Teleflex Incorporated
- Type: Public
- Traded as: NYSE: TFX; S&P 600 component;
- Industry: medical device manufacturing
- Founded: 1943; 83 years ago
- Headquarters: Wayne, Pennsylvania, U.S.
- Area served: 150 countries (Global)
- Key people: Benson F. Smith (Chairman); Jason Weidman (CEO, President); Thomas E. Powell (CFO, EVP);
- Revenue: US$1.99 billion (2025)
- Number of employees: 15,000 (2023)
- Website: teleflex.com

= Teleflex =

American medical device company

Teleflex Incorporated, headquartered in Wayne, Pennsylvania, is an American provider of specialty medical devices for a range of procedures in critical care and surgery. Teleflex has annual revenues of $2.4 billion, operations in 40 countries, and more than 15,000 employees. By 2011, the company had substantially realigned to focus on its current business as a medical-device manufacturer, having undergone several years of active acquisitions and divestitures. Teleflex has been associated with Irish corporate tax avoidance tools. Teleflex's chief executive officer (CEO) is Jason Weidman ; Weidman is also the company's president.

==History==
Teleflex was founded in 1943. Over time the business expanded into a conglomerate operating in multiple markets, often through acquisitions, such as:

- Franklin Medical Ltd (1985)
- Warne Surgical Products Ltd (1985)
- Willy Rüsch AG (1989)
- Pilling (1991)
- Access Surgical (1993)
- Nextex (1993)
- Unimed (1994)
- General Medical OEM Division (1994)
- Europe Medical (1994)
- Fehling (1994)
- Simal (1994)
- Endoscopy Specialists, Inc. (1995)
- Asid Bonz (1996)
- Comcorp Technologies, Inc. (1997)
- Z-Medica (2020)

In general these acquisitions moved the business further into the design, build and supply of medical devices, a move that had begun in 1981 with the construction of the Applied Polymer plant in New Hampshire. Several acquisitions were not in line with this strategy. Comcorp, for example, was a supplier of pedals and other components for passenger cars and light-duty trucks and Nextex a fiber-optic communications business.
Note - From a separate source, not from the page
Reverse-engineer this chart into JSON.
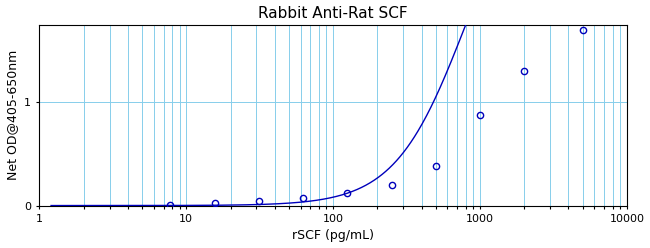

Refocus on the medical device sector began in March 2009 when Teleflex sold its marine and industrial instrumentation (gauge) business to Veethree, and planned to exit its Lakewood Ranch, Florida facility. Veethree subsequently continued production of former Teleflex products at its Manatee County, Florida facility and hired approximately 50 workers from Teleflex.

In March 2011, Teleflex sold its marine division, Teleflex Marine, to H.I.G. Capital.

In August 2012, Teleflex substantively finalized an agreement to acquire all assets of the medical device maker LMA International, thereby expanding the company's anesthesia device franchise.

In December 2013, Teleflex completed the acquisition of Vidacare Corporation, integrating Vidacare's intraosseous EZ-IO and OnControl medical devices into Teleflex's Arrow product line.

On September 5, 2017, Teleflex announced that it had entered into a definitive agreement to acquire NeoTract in a transaction valued at up to $1.1B USD. Under the terms of the agreement, Teleflex will acquire NeoTract for an up-front cash payment of $725M USD and up to an additional $375M USD contingent on the achievement of certain sales-related commercial milestones through December 31, 2020. The transaction was unanimously approved by the Boards of Directors for both Teleflex and NeoTract.

On January 18, 2019, S&P Dow Jones Indices added Teleflex to its S&P 500 stock market index. The company replaced PG&E in the index, a gas and power company, after the utility company announced it would declare bankruptcy on January 14, 2019.

On March 24, 2025, S&P Dow Jones Indices removed Teleflex from its S&P 500 stock market index.

==Patent case==
Teleflex was a party in the KSR v. Teleflex patent case decided by the Supreme Court of the United States concerning the issue of obviousness as applied to patent claims.

==Irish tax schemes==

In September 2018, the Irish Times revealed that Teleflex had created a new single malt Irish corporate tax avoidance scheme in July 2018. The article noted that Teleflex had previously used a double Irish Irish corporate tax avoidance scheme, and that such tax schemes had contributed to the Teleflex aggregate corporate tax rate falling to circa 3%.